December 30, 2003
THE NECESSARY FASCIST INTERVAL:
Putin adds impetus to banking reform (Arkady Ostrovsky, December 30 2003, Financial Times)
Russia's slow-moving banking reform received a boost yesterday when President Vladimir Putin signed into law a long-awaited deposit insurance bill crucial to restoring consumer confidence in private banks.
The bill is one of the most important pieces of banking reform, which has been lagging behind Russia's economic progress since the 1998 financial crisis.
While political correctness requires us to moan about Putin's anti-democratic methods, he continues to restore the foundations of real democracy in Russia for the first time in 85 years. Posted by Orrin Judd at December 30, 2003 8:57 AM
It's obvious that old party hacks are manipulating
the inherent flaws of the democratic process to
bog down reform in key sectors. This seems like
a logical step.
This should be good for Russian markets and in
the long run help liberalize the country.
The idea that sucking up the savings of French bourgeois was equivalent to introducing real democracy (or even faux-democracy) into Russia is pretty funny.
Just exactly what aspects of real democracy were in operation in Russia 85 years ago?
Posted by: Harry Eagar at December 30, 2003 3:58 PMChristianity, rising standards of living and middle class, functioning legal system, reform-minded upper classes, tilt toward Europeanism...
Posted by: oj at December 30, 2003 5:09 PMOrthodox Christianity, even more obscruantist and antidemocratic than the other kind. Standards of living were not rising for the industrial workers, whose life expectancy was at medieval levels. Witte replaced by Pobedonotsov and the church and the ministry both reasserting the concept of the Autokrator against any devolution of power, although there were some feeble attempts to rationalize adminstration at the local level.
Europe, of course, was not leaning back but cynically expecting Russian peasants to do their dirty work, as in the early 1800s and, later, 1940s. The "Allies" held their noses and tried to justify having Russia in a consortium that was supposedly fighting for democracy or, at least, liberal values.
Everyone agreed to look the other way.
Posted by: Harry Eagar at December 30, 2003 9:01 PMOdd how fighting along with the Tsar bothers you more than fighting with Stalin on our side.
Posted by: oj at December 30, 2003 9:58 PMCuriously, each time the exploiters of the Russian peasantry were completely bamboozled about what it could do, but from opposite directions.
In 1914, the generals were gloriously happy about the prospect of the "Russian steamroller" solving their problems for them.
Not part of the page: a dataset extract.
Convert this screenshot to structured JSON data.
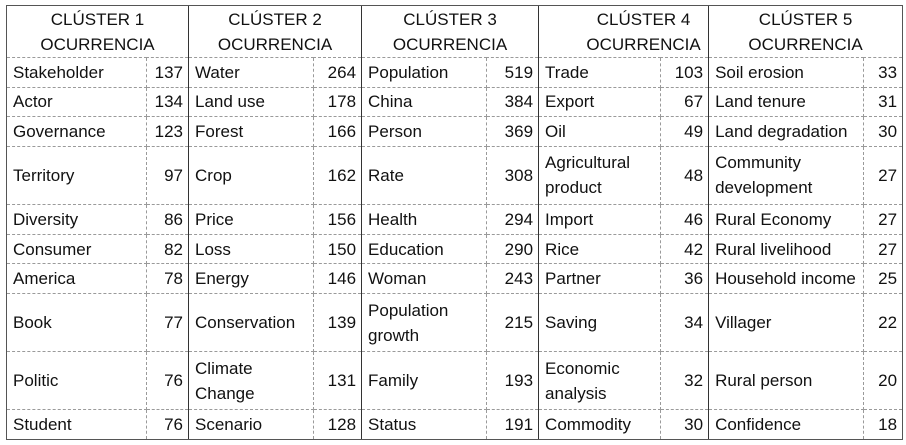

It steamrollered the Austrians, all right, but was so incompetently led that it couldn't even handle Turks.
Having learned, as they thought, their lessons in 1916, in 1941 the betting in the staff rooms was that the Red Army would collapse in 3 weeks, although the "realists" gave it 6.
Stalinism was less comprehensively incompetent than czarism, but being Russian means never having a nice day.
Posted by: Harry Eagar at December 31, 2003 5:21 PMOf course, the Brits couldn't "handle" the Turks either. Presumably we should condemn British political structures of the time too?